Workflow of the Agent
Data Entry into the Database
Real-Life Scenario
In a real-life application, this agent would likely be part of a larger, asynchronous system. Here's how it might work:
- Every message in a chat or social media platform would be sent to this agent for moderation.
- The agent would process each message asynchronously, allowing for high-volume, real-time moderation.
- Based on the agent's decision, messages could be:
- Allowed through immediately
- Blocked from being posted
- Flagged for human review
- Trigger warnings or actions on user accounts
- The moderation results would be logged in the database for auditing and improving the system over time.

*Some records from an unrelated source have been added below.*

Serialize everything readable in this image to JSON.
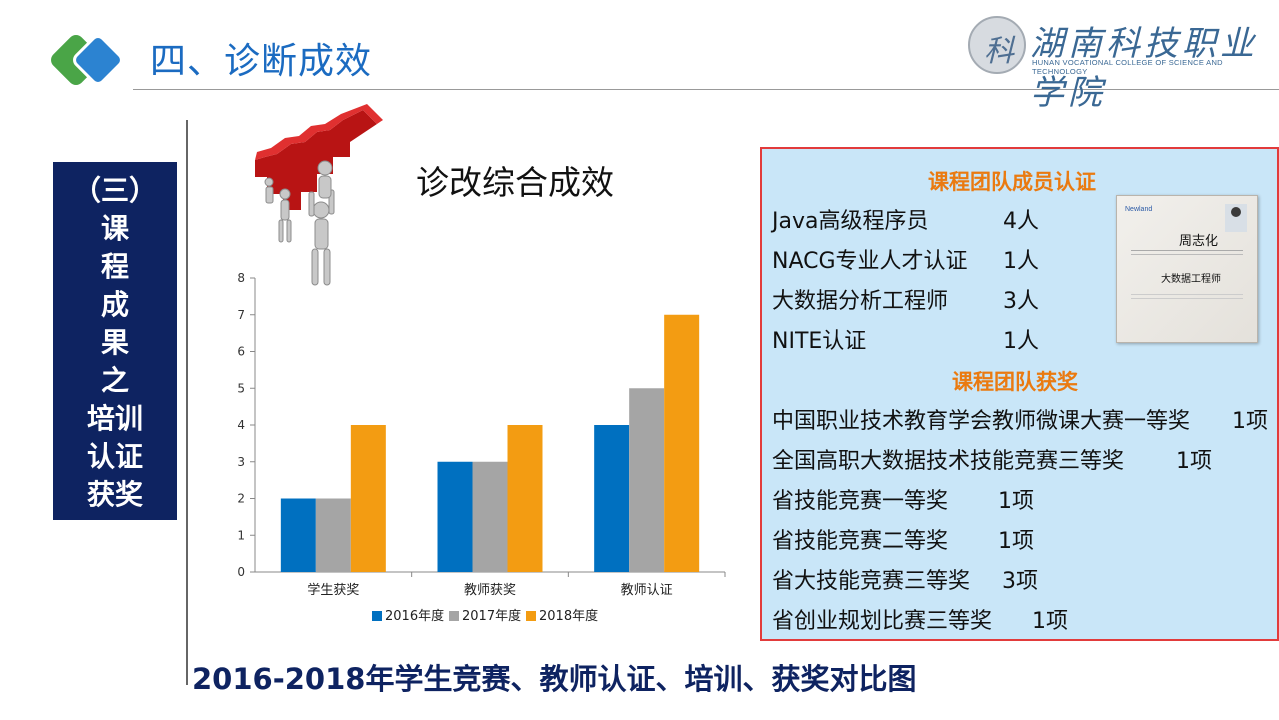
{
  "header": {
    "title": "四、诊断成效",
    "logo_cn": "湖南科技职业学院",
    "logo_en": "HUNAN VOCATIONAL COLLEGE OF SCIENCE AND TECHNOLOGY",
    "logo_mark": "科"
  },
  "side_label": "（三）\n课\n程\n成\n果\n之\n培训\n认证\n获奖",
  "chart_heading": "诊改综合成效",
  "chart_data": {
    "type": "bar",
    "categories": [
      "学生获奖",
      "教师获奖",
      "教师认证"
    ],
    "series": [
      {
        "name": "2016年度",
        "values": [
          2,
          3,
          4
        ],
        "color": "#0070c0"
      },
      {
        "name": "2017年度",
        "values": [
          2,
          3,
          5
        ],
        "color": "#a5a5a5"
      },
      {
        "name": "2018年度",
        "values": [
          4,
          4,
          7
        ],
        "color": "#f39c12"
      }
    ],
    "ylim": [
      0,
      8
    ],
    "yticks": [
      "0",
      "1",
      "2",
      "3",
      "4",
      "5",
      "6",
      "7",
      "8"
    ],
    "legend": "bottom",
    "grid": false
  },
  "panel": {
    "cert_heading": "课程团队成员认证",
    "certs": [
      {
        "label": "Java高级程序员",
        "count": "4人"
      },
      {
        "label": "NACG专业人才认证",
        "count": "1人"
      },
      {
        "label": "大数据分析工程师",
        "count": "3人"
      },
      {
        "label": "NITE认证",
        "count": "1人"
      }
    ],
    "award_heading": "课程团队获奖",
    "awards": [
      {
        "label": "中国职业技术教育学会教师微课大赛一等奖",
        "count": "1项"
      },
      {
        "label": "全国高职大数据技术技能竞赛三等奖",
        "count": "1项"
      },
      {
        "label": "省技能竞赛一等奖",
        "count": "1项"
      },
      {
        "label": "省技能竞赛二等奖",
        "count": "1项"
      },
      {
        "label": "省大技能竞赛三等奖",
        "count": "3项"
      },
      {
        "label": "省创业规划比赛三等奖",
        "count": "1项"
      }
    ],
    "certificate": {
      "name": "周志化",
      "role": "大数据工程师",
      "brand": "Newland"
    }
  },
  "footer": "2016-2018年学生竞赛、教师认证、培训、获奖对比图"
}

This setup allows for scalable, AI-powered content moderation that can handle large volumes of messages across multiple conversations or platforms simultaneously, providing a safer and more controlled user experience.
Conclusion
In this tutorial, we've built a sophisticated AI-powered content moderation system using OpenAI's structured output capabilities and function calling. This system demonstrates how to:
- Set up a development environment for AI-driven applications
- Integrate OpenAI's API for advanced language processing
- Implement a database solution using Supabase for logging and data persistence
- Create a robust, interactive content moderation loop
By running python app.py
, you can start the agent and experience real-time content moderation. In a production environment, this system could be scaled to handle multiple conversations asynchronously, providing efficient, AI-driven moderation for various platforms.
This project serves as a foundation for building more complex AI systems, showcasing the potential of combining structured outputs with function calling in practical applications. As AI technology continues to evolve, systems like this will play a crucial role in maintaining safe and productive online environments.